Everyone seems to say that Java is geared more for enterprise and such but
I like Java but still those above can't be done! any ideas fellow
usenetters ?

Signature

Cheers,
Ishwor Gurung
/* humpty dumpty */

Roedy Green - 23 Aug 2007 12:30 GMT
>Regarding coding for low level stuff, is Java good enough? thanks.
>with the C and C++ already there, is java missing something in there ?
>i read the serial comm api for java called javacomm which as posted has
>bleak support for low level serial communication. I am just investigating
>how far other people have gone.

Basically anything platform or hardware specific you need to write the
code it C/C++ and glue it in with JNI.  You can write several versions
of it, and have Java Web Start plug in the correct one for any given
platform.

See http://mindprod.com/jgloss/jni.html
Signature

Roedy Green Canadian Mind Products
The Java Glossary
http://mindprod.com

Daniel Pitts - 23 Aug 2007 21:22 GMT
> hi all,
>
[quoted text clipped - 10 lines]
> Ishwor Gurung
> /* humpty dumpty */

Java is not design to support "low level" programming. It is designed
to allow abstracted interaction with the parent platform. While it
might be possible to write drivers in pure Java, its unlikely to see
whole Operation Systems written in Java, simply because Java itself
"requires" an OS to run on.

Although, I could see a specialty JVM implementation that doesn't
require a parent OS, I'm not aware of any of the top of my head.
Mark Thornton - 23 Aug 2007 21:39 GMT
> Java is not design to support "low level" programming.
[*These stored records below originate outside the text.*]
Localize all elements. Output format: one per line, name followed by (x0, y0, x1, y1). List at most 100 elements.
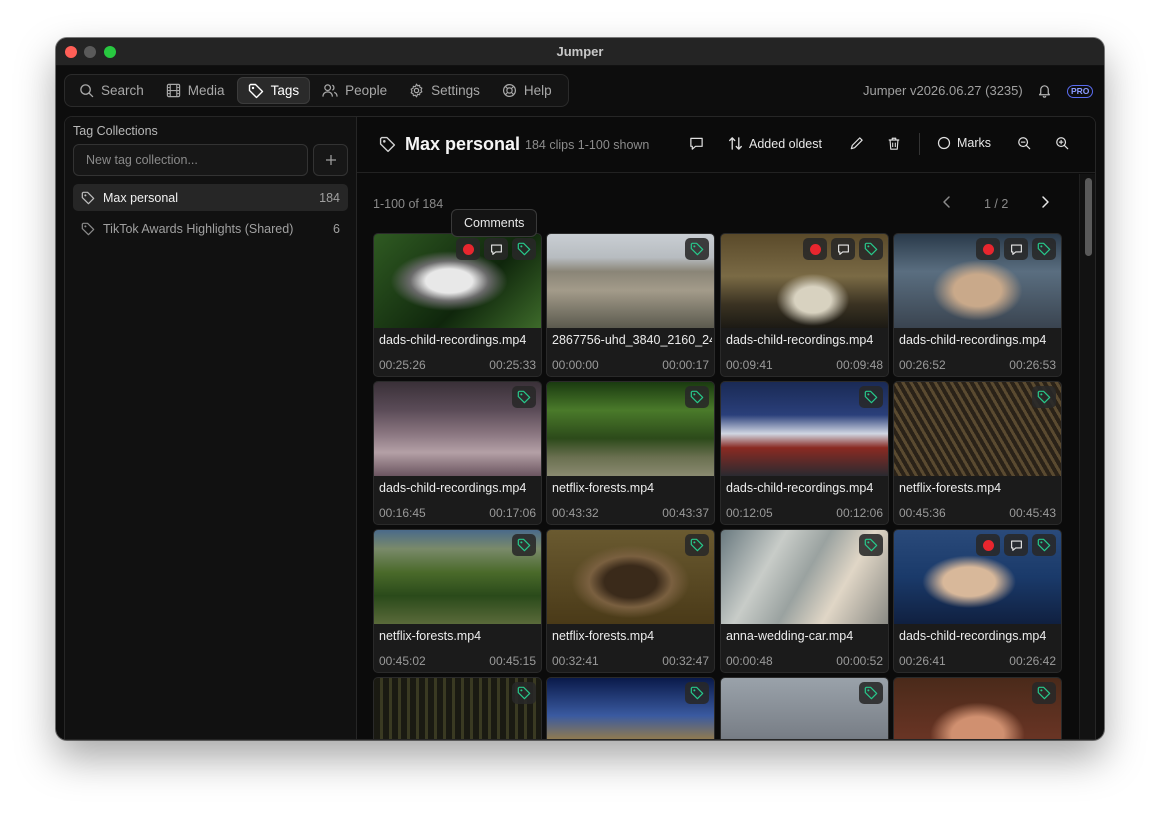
scrollbar[interactable] (1079, 174, 1095, 739)
clip-card[interactable]: dads-child-recordings.mp4 00:26:41 00:26:4… (893, 529, 1062, 673)
clip-card[interactable] (893, 677, 1062, 739)
tag-icon (1037, 242, 1051, 256)
tag-badge[interactable] (512, 682, 536, 704)
clip-start-time: 00:26:41 (899, 654, 946, 668)
tag-badge[interactable] (859, 682, 883, 704)
clip-card[interactable]: netflix-forests.mp4 00:45:36 00:45:43 (893, 381, 1062, 525)
sort-button[interactable]: Added oldest (728, 136, 822, 151)
gear-icon (410, 83, 423, 98)
clip-badges (972, 534, 1056, 556)
tag-badge[interactable] (685, 386, 709, 408)
tag-badge[interactable] (512, 534, 536, 556)
clip-card[interactable]: dads-child-recordings.mp4 00:09:41 00:09:4… (720, 233, 889, 377)
collection-count: 184 (319, 190, 340, 205)
comment-icon (1010, 539, 1022, 551)
clip-card[interactable]: 2867756-uhd_3840_2160_24fps.mp4 00:00:00 0… (546, 233, 715, 377)
nav-help[interactable]: Help (492, 77, 562, 104)
close-window-button[interactable] (65, 46, 77, 58)
clip-card[interactable]: netflix-forests.mp4 00:45:02 00:45:15 (373, 529, 542, 673)
title-bar: Jumper (56, 38, 1104, 66)
comments-button[interactable] (689, 136, 704, 151)
bell-icon[interactable] (1037, 83, 1052, 98)
clip-card[interactable]: dads-child-recordings.mp4 00:25:26 00:25:3… (373, 233, 542, 377)
minimize-window-button[interactable] (84, 46, 96, 58)
zoom-in-button[interactable] (1055, 136, 1069, 150)
record-mark-badge[interactable] (803, 238, 827, 260)
clip-filename: dads-child-recordings.mp4 (379, 333, 527, 347)
tag-badge[interactable] (1032, 386, 1056, 408)
clip-card[interactable]: netflix-forests.mp4 00:32:41 00:32:47 (546, 529, 715, 673)
tag-badge[interactable] (1032, 534, 1056, 556)
tag-badge[interactable] (512, 238, 536, 260)
nav-people[interactable]: People (312, 77, 397, 104)
record-dot-icon (462, 243, 474, 255)
edit-collection-button[interactable] (849, 136, 864, 151)
tag-badge[interactable] (859, 238, 883, 260)
clip-card[interactable] (720, 677, 889, 739)
scrollbar-thumb[interactable] (1085, 178, 1092, 256)
tag-badge[interactable] (1032, 238, 1056, 260)
comment-badge[interactable] (831, 238, 855, 260)
tag-badge[interactable] (685, 682, 709, 704)
clip-card[interactable]: dads-child-recordings.mp4 00:26:52 00:26:5… (893, 233, 1062, 377)
main-nav: Search Media Tags People Settings Help (64, 74, 569, 107)
clip-card[interactable]: netflix-forests.mp4 00:43:32 00:43:37 (546, 381, 715, 525)
zoom-window-button[interactable] (104, 46, 116, 58)
tag-badge[interactable] (685, 534, 709, 556)
tag-icon (517, 538, 531, 552)
record-mark-badge[interactable] (976, 238, 1000, 260)
next-page-button[interactable] (1039, 195, 1051, 212)
clip-badges (1028, 682, 1056, 704)
clip-badges (508, 534, 536, 556)
clip-card[interactable] (546, 677, 715, 739)
add-collection-button[interactable] (313, 144, 348, 176)
collection-item-max-personal[interactable]: Max personal 184 (73, 184, 348, 211)
record-mark-badge[interactable] (976, 534, 1000, 556)
prev-page-button[interactable] (941, 195, 953, 212)
marks-label: Marks (957, 136, 992, 150)
clip-card[interactable]: dads-child-recordings.mp4 00:12:05 00:12:0… (720, 381, 889, 525)
app-window: Jumper Search Media Tags People Settings… (56, 38, 1104, 740)
comment-icon (837, 243, 849, 255)
nav-search[interactable]: Search (69, 77, 154, 104)
delete-collection-button[interactable] (887, 136, 901, 151)
collection-subtitle: 184 clips 1-100 shown (525, 138, 650, 152)
content-area: Tag Collections Max personal 184 TikTok … (64, 116, 1096, 740)
people-icon (322, 84, 338, 97)
nav-media[interactable]: Media (156, 77, 235, 104)
comment-badge[interactable] (1004, 238, 1028, 260)
results-range: 1-100 of 184 (373, 197, 444, 211)
tag-icon (864, 538, 878, 552)
comment-badge[interactable] (484, 238, 508, 260)
tag-badge[interactable] (1032, 682, 1056, 704)
nav-media-label: Media (187, 83, 225, 98)
nav-tags[interactable]: Tags (236, 77, 311, 104)
tag-badge[interactable] (685, 238, 709, 260)
chevron-left-icon (943, 196, 950, 208)
clip-card[interactable]: dads-child-recordings.mp4 00:16:45 00:17:0… (373, 381, 542, 525)
nav-settings[interactable]: Settings (399, 77, 490, 104)
tag-badge[interactable] (859, 534, 883, 556)
tag-icon (81, 222, 95, 235)
nav-help-label: Help (523, 83, 552, 98)
new-tag-collection-input[interactable] (73, 144, 308, 176)
collection-item-tiktok-awards[interactable]: TikTok Awards Highlights (Shared) 6 (73, 215, 348, 242)
clip-card[interactable] (373, 677, 542, 739)
record-mark-badge[interactable] (456, 238, 480, 260)
clip-start-time: 00:26:52 (899, 358, 946, 372)
zoom-out-button[interactable] (1017, 136, 1031, 150)
comment-badge[interactable] (1004, 534, 1028, 556)
marks-toggle[interactable]: Marks (937, 136, 991, 150)
clip-card[interactable]: anna-wedding-car.mp4 00:00:48 00:00:52 (720, 529, 889, 673)
tag-badge[interactable] (512, 386, 536, 408)
clip-filename: dads-child-recordings.mp4 (899, 629, 1047, 643)
tag-icon (690, 538, 704, 552)
collection-header: Max personal 184 clips 1-100 shown Added… (357, 117, 1095, 173)
clip-badges (855, 682, 883, 704)
tag-icon (248, 83, 263, 98)
clip-badges (855, 386, 883, 408)
clip-badges (1028, 386, 1056, 408)
tag-badge[interactable] (859, 386, 883, 408)
clip-start-time: 00:25:26 (379, 358, 426, 372)
window-title: Jumper (556, 44, 604, 59)
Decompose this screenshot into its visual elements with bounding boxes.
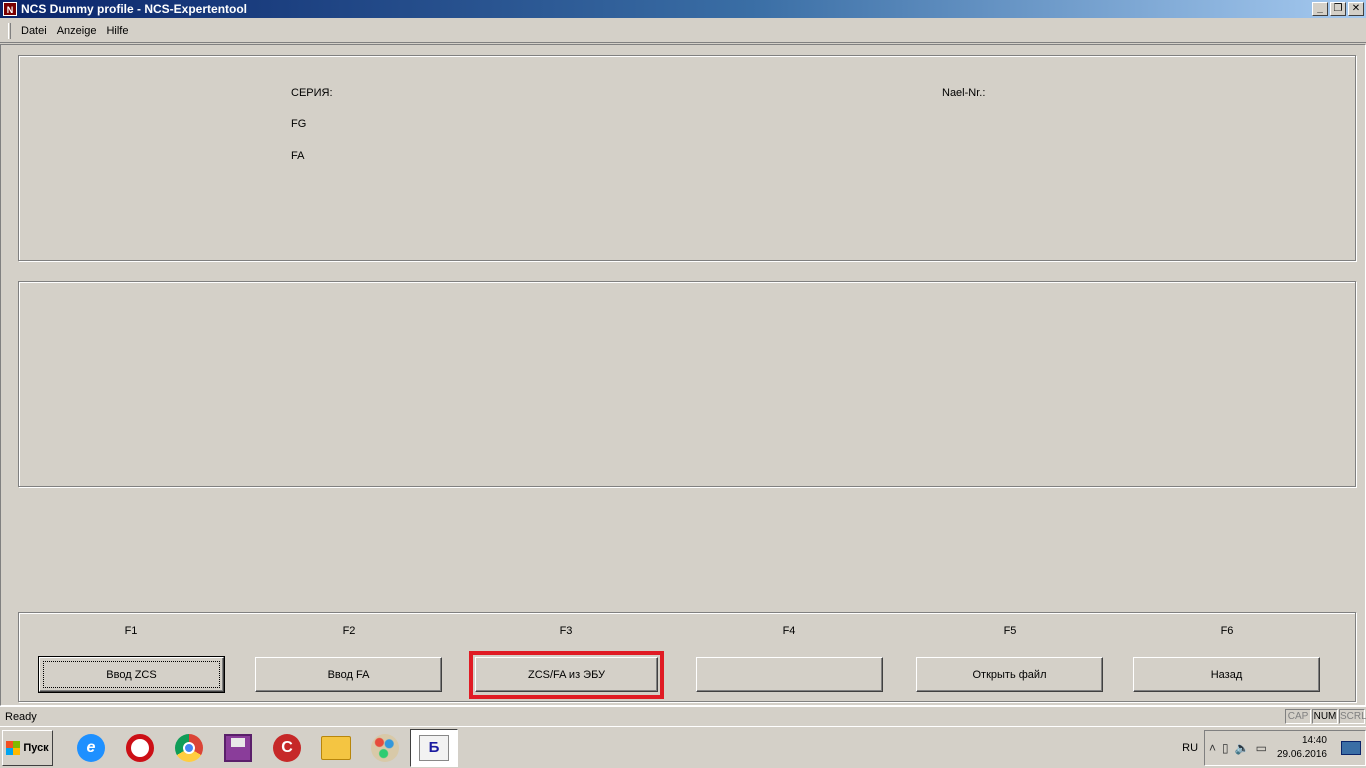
enter-fa-button[interactable]: Ввод FA [255, 657, 442, 692]
fkey-label-f2: F2 [342, 625, 356, 637]
start-label: Пуск [23, 741, 49, 754]
taskbar: Пуск e C Б RU ˄ ▯ 🔈 ▭ 14:40 29.06.2016 [0, 726, 1366, 768]
menu-hilfe[interactable]: Hilfe [101, 23, 133, 39]
usb-device-icon[interactable]: ▯ [1222, 741, 1229, 755]
volume-icon[interactable]: 🔈 [1235, 741, 1250, 755]
app-icon[interactable]: N [3, 2, 17, 16]
ccleaner-icon[interactable]: C [263, 729, 311, 767]
chrome-icon[interactable] [165, 729, 213, 767]
clock-date: 29.06.2016 [1276, 748, 1327, 760]
window-title: NCS Dummy profile - NCS-Expertentool [21, 2, 248, 16]
fa-label: FA [291, 150, 305, 162]
opera-icon[interactable] [116, 729, 164, 767]
scrl-indicator: SCRL [1339, 709, 1366, 724]
fkey-label-f4: F4 [782, 625, 796, 637]
fkey-label-f3: F3 [559, 625, 573, 637]
title-bar: N NCS Dummy profile - NCS-Expertentool _… [0, 0, 1366, 18]
system-tray: ˄ ▯ 🔈 ▭ 14:40 29.06.2016 [1204, 729, 1366, 766]
ncs-expertentool-icon[interactable]: Б [410, 728, 458, 767]
fkey-label-f1: F1 [124, 625, 138, 637]
windows-logo-icon [6, 740, 21, 755]
show-hidden-icons-icon[interactable]: ˄ [1209, 741, 1216, 755]
num-indicator: NUM [1312, 709, 1338, 724]
close-icon[interactable]: ✕ [1348, 2, 1364, 16]
menu-anzeige[interactable]: Anzeige [52, 23, 102, 39]
restore-icon[interactable]: ❐ [1330, 2, 1346, 16]
fg-label: FG [291, 118, 307, 130]
menu-datei[interactable]: Datei [16, 23, 52, 39]
back-button[interactable]: Назад [1133, 657, 1320, 692]
status-text: Ready [5, 710, 37, 723]
file-explorer-icon[interactable] [312, 729, 360, 767]
f4-button[interactable] [696, 657, 883, 692]
start-button[interactable]: Пуск [2, 729, 53, 766]
nael-nr-label: Nael-Nr.: [942, 87, 986, 99]
show-desktop-icon[interactable] [1341, 740, 1361, 755]
open-file-button[interactable]: Открыть файл [916, 657, 1103, 692]
language-indicator[interactable]: RU [1182, 742, 1198, 754]
menu-grip [8, 22, 11, 39]
enter-zcs-button[interactable]: Ввод ZCS [38, 656, 225, 693]
network-icon[interactable]: ▭ [1256, 741, 1267, 755]
clock-time: 14:40 [1301, 734, 1327, 746]
save-disk-icon[interactable] [214, 729, 262, 767]
minimize-icon[interactable]: _ [1312, 2, 1328, 16]
zcs-fa-from-ecu-button[interactable]: ZCS/FA из ЭБУ [475, 657, 658, 692]
status-bar: Ready CAP NUM SCRL [0, 706, 1366, 726]
internet-explorer-icon[interactable]: e [67, 729, 115, 767]
menu-bar: Datei Anzeige Hilfe [0, 19, 1366, 43]
cap-indicator: CAP [1285, 709, 1311, 724]
fkey-label-f5: F5 [1003, 625, 1017, 637]
clock[interactable]: 14:40 29.06.2016 [1277, 734, 1327, 762]
series-label: СЕРИЯ: [291, 87, 333, 99]
output-panel [18, 281, 1356, 487]
paint-icon[interactable] [361, 729, 409, 767]
fkey-label-f6: F6 [1220, 625, 1234, 637]
vehicle-info-panel [18, 55, 1356, 261]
It is designed
> to allow abstracted interaction with the parent platform. While it
> might be possible to write drivers in pure Java, its unlikely to see
> whole Operation Systems written in Java, simply because Java itself
> "requires" an OS to run on.

See http://www.jnode.org

Mark Thornton
lyallex - 24 Aug 2007 14:32 GMT
> hi all,
>
[quoted text clipped - 5 lines]
>
> thanks a lot!

Actually, I think Java is rather good at certain 'low level' tasks.
It's threading model is easy to learn and it has support for byte
arrays, What more do you need?

Your state machine lives in one Thread and you listen to the comm port
on another. Nice !

Rgds
Duncan
anders - 24 Aug 2007 18:14 GMT
I worked before with develop a machine, running lolevel stuff with C+
+,
Handling rest i java.
We have java and c++ talking by socket and sharing a postGreSQL
database.

Eg the c++ colect data from eg. a serialport send this thrue a socket
to
the javaprogram.
Don't know if this is the best but... it worked fine.